No, Google Did Not Just Buy $400m Worth Of Public Wi-Fi Hotspots

Never content to be just the go-to search engine, Google has been barking up some interesting trees recently. Now, according to some sources, Google has gobbled up ICOA for $US400 million, and the thousands of Wi-Fi hotspots that come with it. Google says it's not true.

Hotspot provider IOCA is no small fry; it owns Wi-Fi networks across 40 states and is partnered with names like iPass, Boingo Wireless and BroadSky Networks. IOCA specialises in high-traffic areas like airports and restaurants, so an acquisition like this would give Google a pretty wide network of Wi-Fi hotspots without any of the trouble of building one.

AllThingsD is saying Google sources are denying claims of an acquisition.
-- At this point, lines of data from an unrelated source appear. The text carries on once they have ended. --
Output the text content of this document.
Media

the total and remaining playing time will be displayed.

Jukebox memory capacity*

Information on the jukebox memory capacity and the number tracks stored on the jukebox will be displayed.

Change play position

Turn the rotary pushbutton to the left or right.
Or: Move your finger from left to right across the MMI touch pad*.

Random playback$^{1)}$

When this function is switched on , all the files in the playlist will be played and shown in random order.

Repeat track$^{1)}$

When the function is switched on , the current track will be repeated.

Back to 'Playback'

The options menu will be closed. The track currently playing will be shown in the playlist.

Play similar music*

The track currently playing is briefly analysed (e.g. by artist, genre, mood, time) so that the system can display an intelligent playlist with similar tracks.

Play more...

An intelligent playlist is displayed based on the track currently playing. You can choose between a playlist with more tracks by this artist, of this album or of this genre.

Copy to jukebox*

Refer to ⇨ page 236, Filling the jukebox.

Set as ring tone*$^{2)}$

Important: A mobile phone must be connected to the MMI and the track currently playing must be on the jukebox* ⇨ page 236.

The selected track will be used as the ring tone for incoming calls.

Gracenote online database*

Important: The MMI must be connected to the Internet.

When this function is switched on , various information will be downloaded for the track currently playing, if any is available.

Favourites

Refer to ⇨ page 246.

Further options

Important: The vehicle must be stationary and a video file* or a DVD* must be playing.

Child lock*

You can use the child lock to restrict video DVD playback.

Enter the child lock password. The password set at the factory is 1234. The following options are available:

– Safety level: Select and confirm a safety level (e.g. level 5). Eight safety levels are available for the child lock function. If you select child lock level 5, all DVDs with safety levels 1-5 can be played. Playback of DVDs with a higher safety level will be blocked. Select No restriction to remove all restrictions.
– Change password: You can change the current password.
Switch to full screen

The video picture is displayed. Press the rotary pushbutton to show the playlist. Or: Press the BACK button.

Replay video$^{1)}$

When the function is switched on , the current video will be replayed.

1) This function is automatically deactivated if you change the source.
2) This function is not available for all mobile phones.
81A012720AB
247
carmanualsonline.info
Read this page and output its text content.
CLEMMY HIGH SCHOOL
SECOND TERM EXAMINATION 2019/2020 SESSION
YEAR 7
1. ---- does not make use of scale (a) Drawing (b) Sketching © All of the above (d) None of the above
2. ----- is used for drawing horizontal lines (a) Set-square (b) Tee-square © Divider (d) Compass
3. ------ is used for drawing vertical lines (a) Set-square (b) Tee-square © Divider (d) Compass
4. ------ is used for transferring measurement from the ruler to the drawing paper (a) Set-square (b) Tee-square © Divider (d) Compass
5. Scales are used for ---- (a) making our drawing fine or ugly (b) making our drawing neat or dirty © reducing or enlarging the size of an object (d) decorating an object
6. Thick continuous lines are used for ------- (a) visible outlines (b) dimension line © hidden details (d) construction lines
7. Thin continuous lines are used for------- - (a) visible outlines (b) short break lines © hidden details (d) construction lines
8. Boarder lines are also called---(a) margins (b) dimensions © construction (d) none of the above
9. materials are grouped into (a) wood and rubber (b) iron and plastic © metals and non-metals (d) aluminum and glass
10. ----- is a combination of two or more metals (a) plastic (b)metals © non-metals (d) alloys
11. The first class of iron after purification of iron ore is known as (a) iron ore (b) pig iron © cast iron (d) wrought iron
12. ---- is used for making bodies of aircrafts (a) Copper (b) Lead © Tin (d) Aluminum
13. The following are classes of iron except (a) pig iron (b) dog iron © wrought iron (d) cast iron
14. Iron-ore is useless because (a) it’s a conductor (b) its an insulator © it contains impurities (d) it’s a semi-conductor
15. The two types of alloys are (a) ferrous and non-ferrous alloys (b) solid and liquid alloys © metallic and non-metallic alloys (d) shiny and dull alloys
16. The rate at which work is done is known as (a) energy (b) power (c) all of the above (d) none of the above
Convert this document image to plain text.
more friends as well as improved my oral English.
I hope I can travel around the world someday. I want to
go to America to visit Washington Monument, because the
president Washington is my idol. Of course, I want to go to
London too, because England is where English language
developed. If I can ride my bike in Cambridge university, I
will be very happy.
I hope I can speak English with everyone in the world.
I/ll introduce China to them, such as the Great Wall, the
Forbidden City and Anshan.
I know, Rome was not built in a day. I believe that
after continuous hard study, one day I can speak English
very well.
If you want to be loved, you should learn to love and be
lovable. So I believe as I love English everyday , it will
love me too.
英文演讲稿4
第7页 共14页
Our sources have confirmed that Google has not acquired ICOA for any amount of money. At least not yet. ICOA has also gone on record calling claims of acquisition false. CEO George Strouthopoulos told the Wall Street Journal that ICOA "never had any discussions with any potential acquirers" and is going to report the false release to the proper authorities.

So why drop a cool $US400 million on Wi-Fi hot spots? There could be any number of secret Googly reasons, but probably for data. Google's new augmented reality game is a great way to collect footpath data from mobile gamers, and having access to mobile hotspots will give Google access to the kind of data it needs to help develop and sell mobile ads.